Substitution?

Calculus Level 5

$\int \dfrac{\sqrt{1+x^4}}{1-x^4}dx$

If the result of the integral above is in the form:

$a\left(ln(f(x))+ \arcsin(g(x))\right)+c$

(Where a is constant and f,g are functions of x.)

Then the value of

$f(0)+a(g(1))$ is:

1.5 1 1.25 1.75

1 solution

Sid Patak
Jul 10, 2017

$\int \dfrac{\sqrt{1+x^4}}{1-x^4}dx$

$u= \dfrac{\sqrt{2}x}{\sqrt{1+x^4}}$ $du= \dfrac{\sqrt{2}(1-x^4)}{\sqrt{1+x^4}(1+x^4)}dx$

$\dfrac{1}{\sqrt2} \int \dfrac{du}{1-u^4}$

$\dfrac{1}{2\sqrt2} \int \left(\dfrac{1}{1-u^2} + \dfrac{1}{1+u^2}\right)du$

$\dfrac{1}{4\sqrt2} ln\left(\dfrac{1+u}{1-u}\right) + \dfrac{1}{2\sqrt2}arctan(u) +c$

$\dfrac{1}{2\sqrt2}\left(ln\left(\dfrac{\sqrt{1+x^4}+\sqrt2x}{1-x^2}\right) + arcsin\left(\dfrac{\sqrt2x}{1+x^2}\right)\right) +c$

$Required Result = 1 +\dfrac{1}{4} = \dfrac{5}{4}$

$= 1.25$

$u= \dfrac{\sqrt{2}x}{\sqrt{1+x^4}}$

How did you think of this substitution? What motivates you to do so?
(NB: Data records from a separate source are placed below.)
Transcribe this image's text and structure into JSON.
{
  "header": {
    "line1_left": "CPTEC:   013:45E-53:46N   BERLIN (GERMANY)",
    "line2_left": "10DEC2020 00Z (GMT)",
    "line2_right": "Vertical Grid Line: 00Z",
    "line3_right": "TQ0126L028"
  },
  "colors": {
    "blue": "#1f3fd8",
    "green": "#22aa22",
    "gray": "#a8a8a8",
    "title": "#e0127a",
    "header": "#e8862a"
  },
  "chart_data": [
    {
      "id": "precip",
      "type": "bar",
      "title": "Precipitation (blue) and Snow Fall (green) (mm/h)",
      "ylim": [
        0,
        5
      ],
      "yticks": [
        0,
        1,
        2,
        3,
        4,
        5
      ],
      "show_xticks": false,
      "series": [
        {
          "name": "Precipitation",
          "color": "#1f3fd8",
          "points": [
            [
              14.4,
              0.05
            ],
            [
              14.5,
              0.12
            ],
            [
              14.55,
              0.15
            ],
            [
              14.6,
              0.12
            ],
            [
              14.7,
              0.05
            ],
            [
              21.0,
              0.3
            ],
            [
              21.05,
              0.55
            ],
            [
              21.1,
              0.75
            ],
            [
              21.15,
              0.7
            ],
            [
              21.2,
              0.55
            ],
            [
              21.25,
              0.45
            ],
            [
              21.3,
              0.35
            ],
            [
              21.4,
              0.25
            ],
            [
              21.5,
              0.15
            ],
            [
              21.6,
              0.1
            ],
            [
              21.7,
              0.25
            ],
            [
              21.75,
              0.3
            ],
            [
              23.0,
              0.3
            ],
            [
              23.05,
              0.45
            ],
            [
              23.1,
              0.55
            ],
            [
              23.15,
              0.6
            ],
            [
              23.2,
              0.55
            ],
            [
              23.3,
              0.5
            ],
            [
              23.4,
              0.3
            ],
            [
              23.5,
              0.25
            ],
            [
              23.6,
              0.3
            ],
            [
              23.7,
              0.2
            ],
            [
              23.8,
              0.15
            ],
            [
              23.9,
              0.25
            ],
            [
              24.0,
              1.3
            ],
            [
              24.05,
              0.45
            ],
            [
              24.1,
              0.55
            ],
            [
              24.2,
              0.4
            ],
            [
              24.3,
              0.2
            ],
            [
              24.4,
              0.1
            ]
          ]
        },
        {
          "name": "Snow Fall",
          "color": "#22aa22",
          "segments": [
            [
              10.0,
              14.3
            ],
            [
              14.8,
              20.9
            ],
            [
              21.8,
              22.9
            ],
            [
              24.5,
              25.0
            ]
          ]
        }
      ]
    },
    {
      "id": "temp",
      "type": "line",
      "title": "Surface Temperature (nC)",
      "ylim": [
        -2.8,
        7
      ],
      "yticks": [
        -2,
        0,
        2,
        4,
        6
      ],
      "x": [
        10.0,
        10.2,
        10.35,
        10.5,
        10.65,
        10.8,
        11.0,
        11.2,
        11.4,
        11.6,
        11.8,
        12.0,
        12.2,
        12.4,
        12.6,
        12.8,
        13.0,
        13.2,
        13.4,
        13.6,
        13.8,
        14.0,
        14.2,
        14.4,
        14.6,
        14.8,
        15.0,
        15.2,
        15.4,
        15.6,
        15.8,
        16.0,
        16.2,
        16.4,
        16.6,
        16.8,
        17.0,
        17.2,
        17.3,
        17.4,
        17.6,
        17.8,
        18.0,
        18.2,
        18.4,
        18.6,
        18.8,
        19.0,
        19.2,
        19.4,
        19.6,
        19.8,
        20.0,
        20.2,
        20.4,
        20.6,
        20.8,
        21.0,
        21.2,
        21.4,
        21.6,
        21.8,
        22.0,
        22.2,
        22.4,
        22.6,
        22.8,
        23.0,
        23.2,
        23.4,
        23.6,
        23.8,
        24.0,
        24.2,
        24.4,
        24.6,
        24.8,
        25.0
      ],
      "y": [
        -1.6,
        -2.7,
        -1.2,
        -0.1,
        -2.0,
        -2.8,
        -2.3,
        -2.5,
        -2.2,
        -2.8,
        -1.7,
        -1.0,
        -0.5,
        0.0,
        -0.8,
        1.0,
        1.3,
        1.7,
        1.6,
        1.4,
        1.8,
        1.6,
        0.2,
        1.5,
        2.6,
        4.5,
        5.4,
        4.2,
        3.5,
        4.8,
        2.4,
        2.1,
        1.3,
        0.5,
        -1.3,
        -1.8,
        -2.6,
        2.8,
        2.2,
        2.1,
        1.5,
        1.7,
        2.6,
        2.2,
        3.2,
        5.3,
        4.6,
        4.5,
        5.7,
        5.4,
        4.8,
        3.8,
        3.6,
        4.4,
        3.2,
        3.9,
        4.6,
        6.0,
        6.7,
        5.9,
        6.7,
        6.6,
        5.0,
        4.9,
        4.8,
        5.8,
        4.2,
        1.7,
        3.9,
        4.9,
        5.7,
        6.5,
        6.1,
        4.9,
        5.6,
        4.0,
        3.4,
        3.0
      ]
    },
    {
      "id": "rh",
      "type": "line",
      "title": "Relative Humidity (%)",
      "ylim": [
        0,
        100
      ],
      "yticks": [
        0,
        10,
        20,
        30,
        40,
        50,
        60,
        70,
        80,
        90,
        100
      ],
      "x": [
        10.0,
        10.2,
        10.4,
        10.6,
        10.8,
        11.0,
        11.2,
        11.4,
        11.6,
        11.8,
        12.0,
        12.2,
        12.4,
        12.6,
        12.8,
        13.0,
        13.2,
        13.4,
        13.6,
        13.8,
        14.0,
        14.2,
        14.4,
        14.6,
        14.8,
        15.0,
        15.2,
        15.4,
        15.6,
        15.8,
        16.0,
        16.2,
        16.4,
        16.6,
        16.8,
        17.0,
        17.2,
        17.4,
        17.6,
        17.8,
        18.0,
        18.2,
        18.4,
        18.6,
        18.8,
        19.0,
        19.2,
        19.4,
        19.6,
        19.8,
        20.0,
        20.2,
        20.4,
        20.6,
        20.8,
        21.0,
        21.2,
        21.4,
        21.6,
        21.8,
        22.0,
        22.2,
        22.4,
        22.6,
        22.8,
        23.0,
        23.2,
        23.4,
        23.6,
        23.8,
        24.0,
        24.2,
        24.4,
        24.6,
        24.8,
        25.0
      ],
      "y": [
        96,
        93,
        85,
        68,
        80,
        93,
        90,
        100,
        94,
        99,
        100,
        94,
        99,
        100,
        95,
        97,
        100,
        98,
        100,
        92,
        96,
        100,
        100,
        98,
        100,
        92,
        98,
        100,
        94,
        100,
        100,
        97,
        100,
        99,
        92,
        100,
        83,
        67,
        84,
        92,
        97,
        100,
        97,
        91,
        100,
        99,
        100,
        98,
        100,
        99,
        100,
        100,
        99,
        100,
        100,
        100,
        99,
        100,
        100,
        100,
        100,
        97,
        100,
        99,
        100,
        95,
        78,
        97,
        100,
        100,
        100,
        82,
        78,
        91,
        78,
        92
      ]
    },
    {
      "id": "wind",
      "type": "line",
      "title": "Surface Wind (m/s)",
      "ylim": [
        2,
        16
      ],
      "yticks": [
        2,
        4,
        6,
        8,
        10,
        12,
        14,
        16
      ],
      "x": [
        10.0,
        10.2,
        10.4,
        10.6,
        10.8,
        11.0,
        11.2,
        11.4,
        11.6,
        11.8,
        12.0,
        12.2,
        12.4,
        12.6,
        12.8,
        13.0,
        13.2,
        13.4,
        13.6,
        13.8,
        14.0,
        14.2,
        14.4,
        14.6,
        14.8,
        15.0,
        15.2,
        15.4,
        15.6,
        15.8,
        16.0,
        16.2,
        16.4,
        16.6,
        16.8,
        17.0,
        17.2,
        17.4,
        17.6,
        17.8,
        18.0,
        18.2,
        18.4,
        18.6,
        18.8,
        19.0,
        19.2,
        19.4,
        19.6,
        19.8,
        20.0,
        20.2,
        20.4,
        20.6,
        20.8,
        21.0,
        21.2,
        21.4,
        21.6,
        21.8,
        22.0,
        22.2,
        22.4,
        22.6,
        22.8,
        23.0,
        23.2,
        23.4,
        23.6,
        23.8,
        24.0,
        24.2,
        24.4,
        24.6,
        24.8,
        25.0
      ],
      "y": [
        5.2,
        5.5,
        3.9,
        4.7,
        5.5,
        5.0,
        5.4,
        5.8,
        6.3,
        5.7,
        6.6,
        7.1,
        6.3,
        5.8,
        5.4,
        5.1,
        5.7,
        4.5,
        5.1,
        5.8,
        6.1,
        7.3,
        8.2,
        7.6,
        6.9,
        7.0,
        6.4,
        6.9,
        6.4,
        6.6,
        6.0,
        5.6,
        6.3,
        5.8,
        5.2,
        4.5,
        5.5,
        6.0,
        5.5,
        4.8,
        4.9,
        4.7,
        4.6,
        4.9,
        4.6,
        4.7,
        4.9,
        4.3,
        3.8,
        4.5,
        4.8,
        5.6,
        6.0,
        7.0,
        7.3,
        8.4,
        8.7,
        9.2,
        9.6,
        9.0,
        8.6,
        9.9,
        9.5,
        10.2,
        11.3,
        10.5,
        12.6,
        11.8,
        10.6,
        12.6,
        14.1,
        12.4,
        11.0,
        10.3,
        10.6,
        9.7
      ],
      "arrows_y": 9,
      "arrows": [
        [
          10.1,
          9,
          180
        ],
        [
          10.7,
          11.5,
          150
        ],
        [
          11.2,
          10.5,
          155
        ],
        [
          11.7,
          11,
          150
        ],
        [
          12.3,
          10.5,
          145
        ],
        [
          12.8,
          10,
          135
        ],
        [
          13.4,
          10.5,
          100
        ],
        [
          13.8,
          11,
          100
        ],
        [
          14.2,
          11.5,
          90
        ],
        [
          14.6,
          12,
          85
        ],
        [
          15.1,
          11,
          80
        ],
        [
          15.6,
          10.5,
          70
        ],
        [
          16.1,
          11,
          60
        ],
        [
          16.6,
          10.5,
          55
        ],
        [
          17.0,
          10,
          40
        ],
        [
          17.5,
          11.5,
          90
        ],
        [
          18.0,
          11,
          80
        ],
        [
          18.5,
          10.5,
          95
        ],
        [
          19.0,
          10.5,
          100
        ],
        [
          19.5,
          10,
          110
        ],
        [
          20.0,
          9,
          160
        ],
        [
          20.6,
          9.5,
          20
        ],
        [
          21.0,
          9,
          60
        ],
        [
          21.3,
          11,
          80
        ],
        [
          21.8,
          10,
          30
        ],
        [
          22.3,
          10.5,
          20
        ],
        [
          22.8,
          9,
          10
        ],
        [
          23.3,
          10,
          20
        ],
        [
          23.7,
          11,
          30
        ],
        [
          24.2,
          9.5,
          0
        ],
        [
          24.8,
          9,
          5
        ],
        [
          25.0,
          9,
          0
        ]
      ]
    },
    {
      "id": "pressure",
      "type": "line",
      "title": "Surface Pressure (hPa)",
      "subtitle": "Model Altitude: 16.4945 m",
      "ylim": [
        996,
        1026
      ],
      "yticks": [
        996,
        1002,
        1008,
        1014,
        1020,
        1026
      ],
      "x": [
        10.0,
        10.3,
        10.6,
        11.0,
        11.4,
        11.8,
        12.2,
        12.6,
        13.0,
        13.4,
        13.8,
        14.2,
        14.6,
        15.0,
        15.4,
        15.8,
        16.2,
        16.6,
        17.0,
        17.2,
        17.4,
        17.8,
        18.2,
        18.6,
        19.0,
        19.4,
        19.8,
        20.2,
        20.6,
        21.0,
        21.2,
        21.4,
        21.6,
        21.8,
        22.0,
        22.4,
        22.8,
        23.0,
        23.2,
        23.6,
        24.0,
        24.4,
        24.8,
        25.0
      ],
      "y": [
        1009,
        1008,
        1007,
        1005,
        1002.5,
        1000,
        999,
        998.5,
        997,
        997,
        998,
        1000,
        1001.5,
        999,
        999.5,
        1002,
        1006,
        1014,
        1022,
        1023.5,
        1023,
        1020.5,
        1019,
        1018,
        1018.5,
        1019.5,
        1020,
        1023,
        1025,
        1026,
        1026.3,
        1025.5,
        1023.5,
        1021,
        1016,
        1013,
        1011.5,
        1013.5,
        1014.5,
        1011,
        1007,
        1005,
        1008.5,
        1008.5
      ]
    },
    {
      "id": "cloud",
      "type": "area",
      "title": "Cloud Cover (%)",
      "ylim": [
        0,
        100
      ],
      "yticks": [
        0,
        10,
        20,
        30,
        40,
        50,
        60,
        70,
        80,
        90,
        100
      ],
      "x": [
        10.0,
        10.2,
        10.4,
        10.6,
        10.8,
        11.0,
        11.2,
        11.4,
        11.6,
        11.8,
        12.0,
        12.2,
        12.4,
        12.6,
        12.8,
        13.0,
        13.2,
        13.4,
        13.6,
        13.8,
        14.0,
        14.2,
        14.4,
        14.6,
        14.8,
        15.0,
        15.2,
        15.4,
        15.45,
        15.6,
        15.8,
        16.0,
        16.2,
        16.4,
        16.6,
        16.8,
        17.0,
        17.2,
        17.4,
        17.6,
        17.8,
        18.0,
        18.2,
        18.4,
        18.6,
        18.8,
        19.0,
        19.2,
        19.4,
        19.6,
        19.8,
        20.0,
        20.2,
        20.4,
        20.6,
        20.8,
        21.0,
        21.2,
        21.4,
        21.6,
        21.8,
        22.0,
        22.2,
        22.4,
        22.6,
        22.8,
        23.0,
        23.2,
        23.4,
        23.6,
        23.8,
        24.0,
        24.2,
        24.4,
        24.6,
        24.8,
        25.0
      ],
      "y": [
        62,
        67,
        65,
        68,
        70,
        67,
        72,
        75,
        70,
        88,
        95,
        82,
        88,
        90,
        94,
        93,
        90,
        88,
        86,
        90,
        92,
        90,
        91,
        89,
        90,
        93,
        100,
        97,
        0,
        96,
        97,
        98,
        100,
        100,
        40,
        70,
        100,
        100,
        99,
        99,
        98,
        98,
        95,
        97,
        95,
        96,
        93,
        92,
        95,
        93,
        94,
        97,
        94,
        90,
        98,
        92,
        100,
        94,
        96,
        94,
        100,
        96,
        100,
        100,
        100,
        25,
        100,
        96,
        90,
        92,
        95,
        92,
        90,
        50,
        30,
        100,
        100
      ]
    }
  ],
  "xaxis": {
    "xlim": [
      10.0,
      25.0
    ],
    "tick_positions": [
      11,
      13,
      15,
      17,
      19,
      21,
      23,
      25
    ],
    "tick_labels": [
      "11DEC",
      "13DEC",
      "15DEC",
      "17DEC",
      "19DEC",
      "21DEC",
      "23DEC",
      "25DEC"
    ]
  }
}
Pi Han Goh - 3 years, 11 months ago

How you thought of the substitution ? What made you do that?

Priyanshu Mishra - 3 years, 10 months ago

Interesting. I did the substitution $u=\frac{\sqrt{1+x^4}}{x}$ .

James Wilson - 3 years, 9 months ago